Demolition of fish pens in Laguna Lake starts
SAN PABLO CITY―Two fish pens, occupying about 100 hectares in the Laguna Lake, were demolished early Tuesday as part of the government’s effort to ease the overly congested water body covering parts of Laguna and Rizal provinces and Metro Manila.
The pens, each occupying about 50 ha, are owned by Seven Eleven Fishing Corp. According to records of the Laguna Lake Development Authority (LLDA), the pens went through several changes of ownership over the years without proper documentation with the agency.
“If this were a bank, this [is a case] of bad loan,” LLDA general manager Nereus Acosta said.
Acosta, who led the demolition in an area near Binangonan town in Rizal province, said the agency was carrying out orders from President Duterte to clear the lake of illegal structures.
He said two operations that dismantled illegal fish pens in the lake were undertaken by the LLDA before the President delivered his State of the Nation Address on July 2 and mentioned his administration’s plan to rehabilitate Laguna Lake.
In his speech, Mr. Duterte instructed Environment Secretary Gina Lopez to address the heavily silted water body that supplies bangus (milkfish) to Metro Manila and nearby provinces.
Lopez recently said she planned to remove the fish pens and transform the 90,000-ha lake, the largest inland water body in the Philippines, into an ecotourism zone.
In a telephone interview, Acosta said the LLDA would demolish illegal structures weekly, depending on the weather condition.
The lake’s current carrying capacity allows up to only 9,000 ha for aquaculture, but fish pens and cages are occupying 12,315.80 ha of the surface water.
“She (Lopez) wants it done by, like, tomorrow. Ideally, this may take us until the end of the year [to clear 3,000 ha],” Acosta said.
There are currently 358 legitimate operators of fish pens and cages on the LLDA list, which shows a mix of corporations and individual owners.
Acosta said illegal and delinquent fish-pen owners were given a 48-hour notice and encouraged to carry out “self-demolition.”

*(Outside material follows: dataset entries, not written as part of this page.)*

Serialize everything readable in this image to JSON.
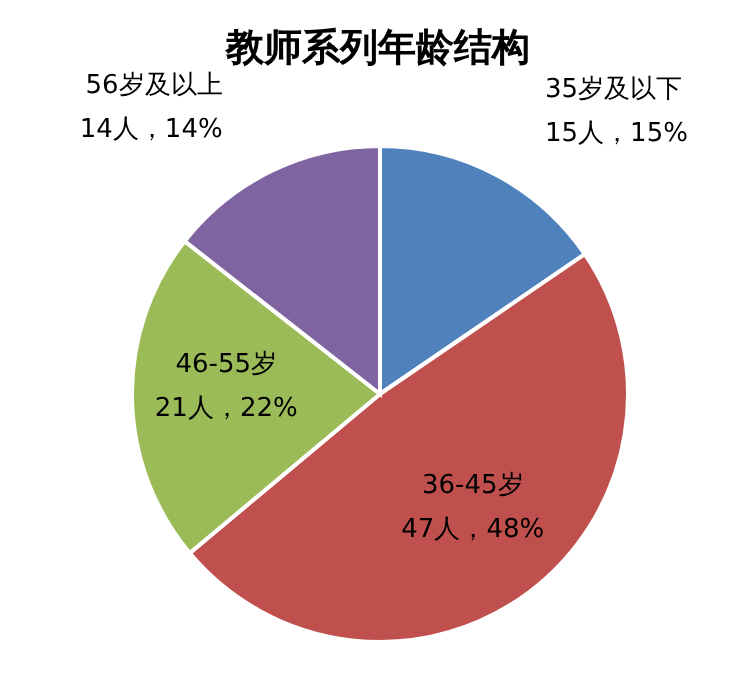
{
  "chart_data": {
    "type": "pie",
    "title": "教师系列年龄结构",
    "categories": [
      "35岁及以下",
      "36-45岁",
      "46-55岁",
      "56岁及以上"
    ],
    "values": [
      15,
      47,
      21,
      14
    ],
    "value_labels": [
      "15人，15%",
      "47人，48%",
      "21人，22%",
      "14人，14%"
    ],
    "colors": [
      "#4f81bd",
      "#c0504d",
      "#9bbb59",
      "#8064a2"
    ]
  }
}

The Association of Laguna Lake Fish Producers and Fisherfolks Inc., a group of fish-pen owners, said that while it supported the government’s effort to clean the lake, the
LLDA was also at fault for failing to police the illegal structures and encroachments.
Acosta, in an earlier interview, said the LLDA did not have the “policing facilities” to cover the entire lake area.